200-word review of Losing Normal by Francis Moss
My rating: 4 out of 5 stars
Goodreads rating: 4.07 with 14 ratings (as of 3/14/2019)
Winner of the 2019 Society of Children’s Book Writers & Illustrators SPARK award!
Everyone we love, everything we know, is going away… and only an autistic boy can stop it.
Alex knows exactly how many steps it takes to get from his home to Mason Middle School. This is normal.
Alex knows the answers in AP math before his teacher does, which is also normal.
Alex knows that something bad is coming out of the big screen in his special needs class. It’s pushing images into his head, hurting him, making him forget. Alex pushes back, the screen explodes, and nothing is normal any more.
Giant screen televisions appear all over the city. The programming is addictive. People have to watch, but Alex cannot.
Sophie, the sentient machine behind all this, sees the millions and millions of eyeballs glued to her and calls it love. To Sophie, kids like Alex are defective. Defectives are to be fixed…or eliminated.…more
200 Word Review
I was provided with a complimentary copy of this book so I could give an honest review.

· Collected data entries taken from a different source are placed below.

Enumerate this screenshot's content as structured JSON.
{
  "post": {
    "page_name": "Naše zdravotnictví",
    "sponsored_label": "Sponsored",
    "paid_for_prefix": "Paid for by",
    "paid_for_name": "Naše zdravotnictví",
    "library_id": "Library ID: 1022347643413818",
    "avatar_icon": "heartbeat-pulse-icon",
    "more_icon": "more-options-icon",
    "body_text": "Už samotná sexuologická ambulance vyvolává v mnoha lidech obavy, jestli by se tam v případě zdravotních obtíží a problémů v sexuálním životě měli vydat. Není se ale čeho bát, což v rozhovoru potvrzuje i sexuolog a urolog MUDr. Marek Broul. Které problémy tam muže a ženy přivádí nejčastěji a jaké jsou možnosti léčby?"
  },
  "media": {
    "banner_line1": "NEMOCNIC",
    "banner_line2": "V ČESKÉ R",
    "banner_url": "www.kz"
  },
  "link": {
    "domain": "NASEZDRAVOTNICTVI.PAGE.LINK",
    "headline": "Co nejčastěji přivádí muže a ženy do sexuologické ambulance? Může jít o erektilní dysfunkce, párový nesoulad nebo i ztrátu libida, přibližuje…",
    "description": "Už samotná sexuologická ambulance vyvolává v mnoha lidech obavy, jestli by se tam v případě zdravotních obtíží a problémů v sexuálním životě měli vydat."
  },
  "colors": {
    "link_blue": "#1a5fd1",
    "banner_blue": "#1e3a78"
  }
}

Losing Normal by Francis Moss is relatively short, less than 300 pages, but do not let the length fool you into thinking it does not have a lot to say. There is a lot of action in this short book.
Alex, a highly-functioning autistic boy, likes things to stay the same. He knows how many steps it is from school to home and, to him, that is normal. He knows all the answers in math. That is normal. The strange giant television screens that are being put up all over are making him forget and that is not normal. Only the “defective” kids, those that are immune to the televisions, like Alex can save the world from becoming television watching zombies. What ensues is an interesting novel that shows how quickly technology could take over.
Losing Normal is not a post-apocalyptic novel. It shows the collapse of society by our rapidly advancing technology getting out of hand and beginning to think for itself.
This novel would be appropriate for those as young as middle school to read but it is an interesting story adults would enjoy too. I found it to be a quick, easy, enjoyable, and thought provoking read.